No toxic effects of the test item were noted in any of the five tester strains used up to the highest dose group evaluated (with and without metabolic activation) in experiment I and II.

No biologically relevant increases in revertant colony numbers of any of the five tester strains were observed following treatment with the test item at any concentration level, neither in the presence nor absence of metabolic activation in experiment I and II.

All criteria of validity were met (see section 10.8).

Conclusion

In conclusion, it can be stated that during the described mutagenicity test and under the experimental conditions reported, the test item did not cause gene mutations by base pair changes or frameshifts in the genome of the tester strains used.
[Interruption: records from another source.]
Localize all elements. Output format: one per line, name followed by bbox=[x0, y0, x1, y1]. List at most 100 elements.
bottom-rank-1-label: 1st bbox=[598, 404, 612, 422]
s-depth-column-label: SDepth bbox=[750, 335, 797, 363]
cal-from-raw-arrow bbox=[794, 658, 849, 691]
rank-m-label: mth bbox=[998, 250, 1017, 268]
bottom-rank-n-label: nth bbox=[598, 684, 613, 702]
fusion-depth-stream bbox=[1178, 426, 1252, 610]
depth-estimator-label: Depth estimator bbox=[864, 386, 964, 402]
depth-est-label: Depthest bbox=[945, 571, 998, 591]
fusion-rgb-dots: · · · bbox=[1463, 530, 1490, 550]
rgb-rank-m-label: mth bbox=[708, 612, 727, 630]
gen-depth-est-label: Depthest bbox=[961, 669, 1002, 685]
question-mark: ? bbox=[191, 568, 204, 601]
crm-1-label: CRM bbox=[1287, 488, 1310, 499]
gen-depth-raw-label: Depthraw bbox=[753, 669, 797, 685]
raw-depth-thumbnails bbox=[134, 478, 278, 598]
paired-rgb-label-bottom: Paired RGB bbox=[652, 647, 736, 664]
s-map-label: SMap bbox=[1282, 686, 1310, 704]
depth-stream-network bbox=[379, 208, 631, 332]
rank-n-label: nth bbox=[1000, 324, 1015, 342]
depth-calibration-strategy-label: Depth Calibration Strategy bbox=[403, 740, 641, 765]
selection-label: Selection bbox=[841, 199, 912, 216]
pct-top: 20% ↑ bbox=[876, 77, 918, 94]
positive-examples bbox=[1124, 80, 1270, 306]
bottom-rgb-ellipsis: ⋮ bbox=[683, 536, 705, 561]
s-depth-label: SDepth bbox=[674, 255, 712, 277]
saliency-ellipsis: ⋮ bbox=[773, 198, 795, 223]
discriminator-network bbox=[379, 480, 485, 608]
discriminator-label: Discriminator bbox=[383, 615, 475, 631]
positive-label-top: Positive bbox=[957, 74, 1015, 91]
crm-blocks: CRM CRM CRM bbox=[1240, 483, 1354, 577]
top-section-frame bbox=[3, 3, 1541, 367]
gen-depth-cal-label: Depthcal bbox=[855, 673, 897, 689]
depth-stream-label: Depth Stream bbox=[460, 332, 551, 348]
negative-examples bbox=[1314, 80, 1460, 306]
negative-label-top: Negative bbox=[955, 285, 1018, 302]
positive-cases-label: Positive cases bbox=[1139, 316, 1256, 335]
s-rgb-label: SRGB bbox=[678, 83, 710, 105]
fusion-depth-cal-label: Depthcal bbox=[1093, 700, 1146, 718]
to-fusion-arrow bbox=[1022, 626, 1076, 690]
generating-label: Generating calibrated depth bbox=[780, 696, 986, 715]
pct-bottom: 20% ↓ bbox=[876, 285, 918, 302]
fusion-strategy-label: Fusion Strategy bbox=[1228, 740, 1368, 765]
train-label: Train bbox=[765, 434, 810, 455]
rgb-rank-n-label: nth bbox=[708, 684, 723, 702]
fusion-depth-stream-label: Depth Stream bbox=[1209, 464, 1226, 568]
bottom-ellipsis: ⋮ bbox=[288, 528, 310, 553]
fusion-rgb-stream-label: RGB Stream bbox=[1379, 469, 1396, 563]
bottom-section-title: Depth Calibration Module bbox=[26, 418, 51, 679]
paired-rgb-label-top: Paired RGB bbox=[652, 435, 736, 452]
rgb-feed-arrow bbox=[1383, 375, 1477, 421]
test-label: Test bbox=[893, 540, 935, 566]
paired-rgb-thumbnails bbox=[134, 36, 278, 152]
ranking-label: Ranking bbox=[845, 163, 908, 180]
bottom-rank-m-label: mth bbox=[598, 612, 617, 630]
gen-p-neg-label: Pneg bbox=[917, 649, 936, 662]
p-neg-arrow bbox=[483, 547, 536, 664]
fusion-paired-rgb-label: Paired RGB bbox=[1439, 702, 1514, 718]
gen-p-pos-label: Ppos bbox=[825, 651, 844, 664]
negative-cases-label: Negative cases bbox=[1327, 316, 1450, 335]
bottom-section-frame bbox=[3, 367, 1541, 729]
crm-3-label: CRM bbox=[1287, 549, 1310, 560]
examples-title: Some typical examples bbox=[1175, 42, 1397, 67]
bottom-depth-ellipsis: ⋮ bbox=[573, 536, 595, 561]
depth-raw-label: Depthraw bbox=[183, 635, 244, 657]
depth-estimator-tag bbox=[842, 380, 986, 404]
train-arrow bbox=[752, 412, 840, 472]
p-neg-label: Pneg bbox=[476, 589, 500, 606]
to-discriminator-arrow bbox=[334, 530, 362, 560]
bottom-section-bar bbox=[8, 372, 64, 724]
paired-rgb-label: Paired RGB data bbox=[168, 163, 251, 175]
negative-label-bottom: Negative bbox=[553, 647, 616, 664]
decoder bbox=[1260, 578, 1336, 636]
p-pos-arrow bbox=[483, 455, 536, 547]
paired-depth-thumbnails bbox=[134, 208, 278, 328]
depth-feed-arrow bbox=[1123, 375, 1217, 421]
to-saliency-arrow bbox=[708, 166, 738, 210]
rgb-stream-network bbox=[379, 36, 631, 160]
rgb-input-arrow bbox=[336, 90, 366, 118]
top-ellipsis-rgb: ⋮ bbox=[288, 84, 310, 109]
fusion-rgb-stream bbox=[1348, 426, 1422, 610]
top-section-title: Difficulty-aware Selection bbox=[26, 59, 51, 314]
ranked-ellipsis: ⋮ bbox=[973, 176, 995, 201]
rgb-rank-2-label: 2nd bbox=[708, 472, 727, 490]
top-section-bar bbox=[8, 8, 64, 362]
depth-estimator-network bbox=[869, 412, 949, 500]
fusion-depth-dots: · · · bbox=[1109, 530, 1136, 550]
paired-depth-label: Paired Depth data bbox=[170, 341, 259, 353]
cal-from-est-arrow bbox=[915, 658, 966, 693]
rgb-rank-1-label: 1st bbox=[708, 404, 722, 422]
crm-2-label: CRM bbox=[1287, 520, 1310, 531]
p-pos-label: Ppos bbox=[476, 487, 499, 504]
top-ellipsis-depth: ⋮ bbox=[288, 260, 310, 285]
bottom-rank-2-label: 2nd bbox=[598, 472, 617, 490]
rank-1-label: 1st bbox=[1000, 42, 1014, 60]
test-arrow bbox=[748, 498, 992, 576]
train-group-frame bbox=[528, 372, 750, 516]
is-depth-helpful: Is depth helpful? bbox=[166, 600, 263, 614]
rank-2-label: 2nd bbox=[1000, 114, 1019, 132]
Therefore, the test item is considered to be non-mutagenic in this bacterial reverse mutation assay.

Endpoint conclusion
Endpoint conclusion:
no adverse effect observed (negative)

Genetic toxicity in vivo

Endpoint conclusion
Endpoint conclusion:
no study available

Additional information

Justification for classification or non-classification

Genetic Toxicity: in vitro

The test substance did not induce gene mutation in the Ames-Test.

The substance does not need to be classified for irritation according to EU Classification, Labelling and Packaging of Substances and Mixtures (CLP) Regulation (EC) No. 1272/2008.